Die dritte Lebensphase
Altern hat Zukunft
In Österreich gilt der Ruhestand als wohlverdientes Ziel eines arbeitsamen Lebens. Doch die Überalterung der Gesellschaft zwingt zu einer Neubewertung der dritten Lebensphase. Wie können wir die Potenziale der Generation "60 plus" nützen?
8. April 2017, 21:58
Noch nie war die europäische Gesellschaft so alt wie im beginnenden 21. Jahrhundert. Und die Tendenz ist weiter steigend. Die Gesellschaft bekommt den Druck dieser Überalterung zu spüren. Wachsende Probleme bei der Altersversorgung, der Finanzierung des Gesundheitssystems oder der wirtschaftlichen Konkurrenzfähigkeit sind negative Konsequenzen.
Die Wahrnehmung des "Alters" gestaltet sich daher ambivalent. Das dritte Alter ist einerseits von gesamtgesellschaftlichen Problemstellungen geprägt und andererseits von Sehnsüchten wie Freiheit, Selbstbestimmung und vor allem Ruhe. Doch für viele ältere Menschen ist diese Ruhe nicht wirklich erstrebenswert.

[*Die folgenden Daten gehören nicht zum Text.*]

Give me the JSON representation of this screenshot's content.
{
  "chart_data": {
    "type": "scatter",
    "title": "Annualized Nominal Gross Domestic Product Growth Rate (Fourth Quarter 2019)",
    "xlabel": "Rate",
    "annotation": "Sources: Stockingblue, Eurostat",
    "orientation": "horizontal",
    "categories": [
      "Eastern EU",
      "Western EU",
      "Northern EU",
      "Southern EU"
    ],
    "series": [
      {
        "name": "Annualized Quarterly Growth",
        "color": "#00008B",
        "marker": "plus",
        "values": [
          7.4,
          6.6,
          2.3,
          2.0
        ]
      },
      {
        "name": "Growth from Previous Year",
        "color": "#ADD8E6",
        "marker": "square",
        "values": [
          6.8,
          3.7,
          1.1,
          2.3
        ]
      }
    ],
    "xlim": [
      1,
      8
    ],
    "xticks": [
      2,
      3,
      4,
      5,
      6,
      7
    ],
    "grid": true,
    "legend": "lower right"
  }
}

Neue Lebensentwürfe für ein modernes Altersbild
Entwicklung, Wachstum und Kreativität sollen weiterhin das Leben bestimmen. Es muss also darum gehen neue Entwürfe für den Alltag älter werdender Menschen aufzuzeigen, die einem modernen Altersbild entsprechen. Denn Zwischen dem Ausstieg aus dem Erwerbsleben und dem Beginn der Hochaltrigkeit klafft eine immer größere Lücke.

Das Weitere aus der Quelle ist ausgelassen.